Editorial

Editorial: Una solución apenas aparente

La Contraloría criticó en abril la propuesta original de rebaja del impuesto sobre los combustibles por falta de una estimación del impacto en las finanzas públicas. Sin esa ponderación, ninguna iniciativa de ley debe ser aprobada, aunque la práctica legislativa nacional con frecuencia se aparta de ese principio básico

El precio de los combustibles es justo motivo de alarma y las medidas anunciadas por el presidente, Rodrigo Chaves, antes de partir hacia Davos, Suiza, son insuficientes.

Eso no justifica la reducción del impuesto sobre los combustibles en detrimento de las finanzas públicas.

La iniciativa original, consistente en rebajar ¢100 al tributo durante seis meses prorrogables y exonerar al agro y el transporte, causaría un faltante de ¢285.500 millones en las arcas del Estado, según el exministro de Hacienda Elian Villegas.

La estimación del nuevo ministro, Nogui Acosta, es de unos ¢240.000 millones.

Una versión más moderada, promovida por la Unidad Social Cristiana, elimina las exoneraciones y solo reduce el impuesto en ¢50 para el diésel y ¢25 para las gasolinas, con lo cual el faltante sería de por lo menos ¢80.000 millones, según cálculos de la actual administración.

La Contraloría General de la República criticó en abril la propuesta original por falta de una estimación del impacto en las finanzas públicas, y anticipó que sería considerable, dado el valor de las tarifas y la composición del consumo de estos productos.

Más allá del proyecto concreto, el señalamiento de la Contraloría puede leerse como una crítica a la forma de legislar.
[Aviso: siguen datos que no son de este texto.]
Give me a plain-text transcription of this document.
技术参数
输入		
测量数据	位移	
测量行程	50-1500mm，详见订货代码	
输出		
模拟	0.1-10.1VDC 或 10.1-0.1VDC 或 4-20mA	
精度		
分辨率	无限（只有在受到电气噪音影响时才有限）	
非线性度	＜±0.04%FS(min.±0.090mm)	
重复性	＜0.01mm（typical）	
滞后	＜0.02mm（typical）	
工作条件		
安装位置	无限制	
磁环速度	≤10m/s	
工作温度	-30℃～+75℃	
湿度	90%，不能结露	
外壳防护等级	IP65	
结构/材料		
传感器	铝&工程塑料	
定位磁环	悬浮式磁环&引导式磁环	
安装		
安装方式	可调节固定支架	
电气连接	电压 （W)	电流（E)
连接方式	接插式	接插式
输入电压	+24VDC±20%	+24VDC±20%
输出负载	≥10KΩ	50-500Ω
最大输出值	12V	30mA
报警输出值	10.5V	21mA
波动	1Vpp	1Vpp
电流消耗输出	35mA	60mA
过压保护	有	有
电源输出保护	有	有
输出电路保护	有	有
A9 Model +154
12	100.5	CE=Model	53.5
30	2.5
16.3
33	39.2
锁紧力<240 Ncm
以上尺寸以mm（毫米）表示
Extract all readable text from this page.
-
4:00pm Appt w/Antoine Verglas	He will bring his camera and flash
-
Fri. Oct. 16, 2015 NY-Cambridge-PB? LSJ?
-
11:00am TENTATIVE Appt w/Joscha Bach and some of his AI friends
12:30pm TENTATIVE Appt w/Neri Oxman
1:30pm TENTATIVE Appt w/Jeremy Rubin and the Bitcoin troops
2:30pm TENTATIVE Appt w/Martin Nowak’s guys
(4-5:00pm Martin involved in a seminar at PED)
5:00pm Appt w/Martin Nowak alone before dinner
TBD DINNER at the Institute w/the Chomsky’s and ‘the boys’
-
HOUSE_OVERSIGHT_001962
La oposición ofrece beneficios y al Ejecutivo le corresponde calcular el costo y, si se aprueba la iniciativa, lidiar con sus consecuencias. Así, la Asamblea Legislativa ha llegado a repartir más del 100% de un impuesto y crea derechos y servicios sin señalar sus fuentes de financiamiento.

La rebaja es, en apariencia, la solución más sencilla a un problema apremiante cuyas consecuencias se observan a simple vista. El señalamiento de la Contraloría, no obstante, invita a reflexionar sobre los efectos menos obvios de la medida.

Sin esa ponderación, ninguna iniciativa de ley debe ser aprobada, aunque la práctica legislativa nacional con frecuencia se aparta de ese principio básico.

El ejemplo más notable es el artículo constitucional aprobado con bombos y platillos para transferir el 10% del presupuesto nacional a las municipalidades. Nadie se detuvo a considerar que el Gobierno Central funciona con el 20% del presupuesto luego de repartir el 80% a destinos específicos y necesidades urgentes. Para cumplir el mandato constitucional, sería necesario cerrar la mitad de los ministerios.

Lo mismo sucedería, en menor escala, con la reducción del impuesto sobre los combustibles. La disposición implicaría reducir gastos fundamentales del presupuesto nacional, dice el ministro de Hacienda. “Hay que definir qué dejamos de financiar: ¿los gastos sociales, los recursos para las municipalidades, la Cruz Roja? ¿Qué?”, preguntó.

El proyecto original fracasó en la legislatura anterior, pero revivió el lunes cuando las bancadas de Liberación Nacional y la Unidad Social Cristiana pidieron al Ejecutivo incluirlo en la agenda legislativa haciendo uso de sus potestades durante el período de sesiones extraordinarias.

Seguramente, entienden las reducidas posibilidades de lograr la convocatoria. El presidente y el ministro de Hacienda ya se manifestaron en contra, y tienen a su favor el criterio de la Contraloría.

Las consecuencias para el erario fueron estimadas tanto por la anterior administración como por la actual.

La insistencia de la oposición coloca al gobierno en la difícil situación de negarse a una medida en apariencia benéfica. Es un debate difícil de ganar cuando los precios de los combustibles afectan a tantos sectores.

No obstante, el tiempo invertido en la discusión sería más provechoso si se le dedica a encontrar un verdadero paliativo al alza en los precios de los hidrocarburos.